New York’s top court on Thursday rejected damages claims against state inspectors who continually recertified a tour boat for 48-passenger capacity before it overturned on an Adirondack lake in 2005, drowning 20 people on a fall foliage tour.
The Court of Appeals unanimously ruled that the state generally isn’t liable for “the negligent performance” of government functions unless it has some “special duty” to those hurt.
Federal investigators afterward said the 40-foot Ethan Allen should have been limited to 14 passengers. The boat tipped over in clear, sunny weather, sending 47 tourists and the captain into Lake George. The National Transportation Safety Board concluded that “insufficient stability,” partly from the passenger load, was the probable cause of the accident.
Nineteen of those killed were from Michigan. One was from Ohio.
“Although the law is clear, the upshot is that, regardless of any negligence on the part of the state, the victims of this disastrous wreck are essentially left without adequate remedy,” Chief Judge Jonathan Lippman wrote for the unanimous court. “The Legislature currently has a proposal before it to require public vessels to carry marine protection and indemnity insurance. We note that such a requirement — had it existed — might have been able to provide a modicum of relief here.”
The six judges noted that the Legislature, even in amending state Navigation Law after the disaster to impose more safety standards, didn’t establish a private right to sue the government.
They reversed a midlevel court and upheld the state’s claim of sovereign immunity in carrying out these governmental functions.
“The statutory scheme at issue here does require inspectors to issue a certificate of inspection indicating that the vessel is safe and, specifically, certifying the number of passengers the vessel can safety transport,” Lippman wrote. “However, these statutory obligations do not create a special duty of care owed by the state to particular passengers.”
The top court noted that state inspectors had annually carried forward the passenger capacity of 48 from 1979 to 2005, despite a major modification in 1989 to replace a canvas canopy with wood. They didn’t conduct stability tests. Capacity was initially set by the Coast Guard after the boat was built in
Since the disaster, the state has increased the average weight per passenger used to determine capacity from 140 pounds to 174 pounds, reflecting Americans’ upward trend.
Ethan Allen owner James Quirk settled federal court claims in 2008 against his company Shoreline Cruises Inc., its affiliate Quirk’s Marine Rentals and boat captain Richard Paris for undisclosed terms.
Shoreline continues to operate its other tour boats on Lake George.

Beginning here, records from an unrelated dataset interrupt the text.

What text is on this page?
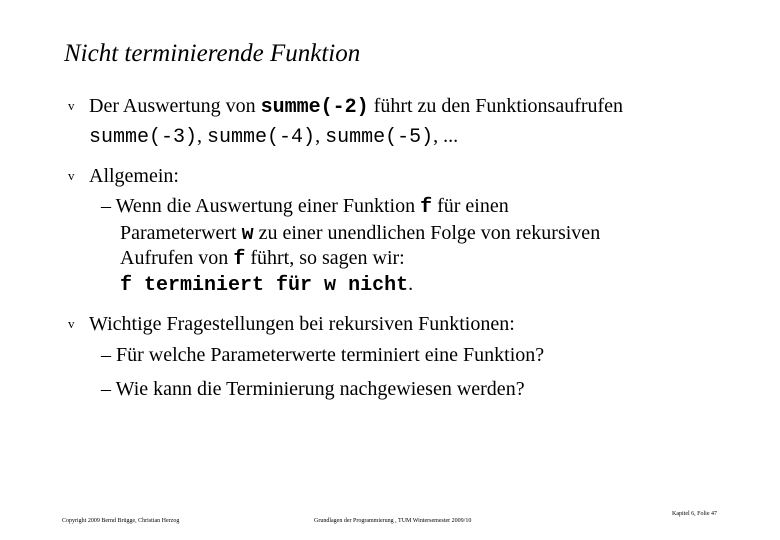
Nicht terminierende Funktion
v Der Auswertung von summe(-2) führt zu den Funktionsaufrufen
summe(-3), summe(-4), summe(-5), ...
v Allgemein:
– Wenn die Auswertung einer Funktion f für einen
Parameterwert w zu einer unendlichen Folge von rekursiven
Aufrufen von f führt, so sagen wir:
f terminiert für w nicht.
v Wichtige Fragestellungen bei rekursiven Funktionen:
– Für welche Parameterwerte terminiert eine Funktion?
– Wie kann die Terminierung nachgewiesen werden?
Copyright 2009 Bernd Brügge, Christian Herzog	Grundlagen der Programmierung , TUM Wintersemester 2009/10
Kapitel 6, Folie 47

According to plaintiffs’ attorney James Hacker, that lawsuit suggested operator negligence, turning into the wake from another boat.
The state Office of Parks, Recreation and Historic Preservation, responsible for inspecting commercial boats on state waterways, declined to comment Thursday.
“I think this suit makes it abundantly clear that anyone who’s hurt as a result of a negligent act by New York state, their rights are severely hampered,” Hacker said. “This is the end of the road for this case.”
National Transportation Safety Board investigators, who raised the submerged tour boat and tested it, concluded in 2006 that the Ethan Allen’s capacity should have been slashed to a maximum of 14 people after the heavy wooden canopy was added in 1989, but no stability test was done after that. Extra weight made the boat suddenly flip, most likely after it was struck by a wave from a passing boat or boats on Lake George, they said.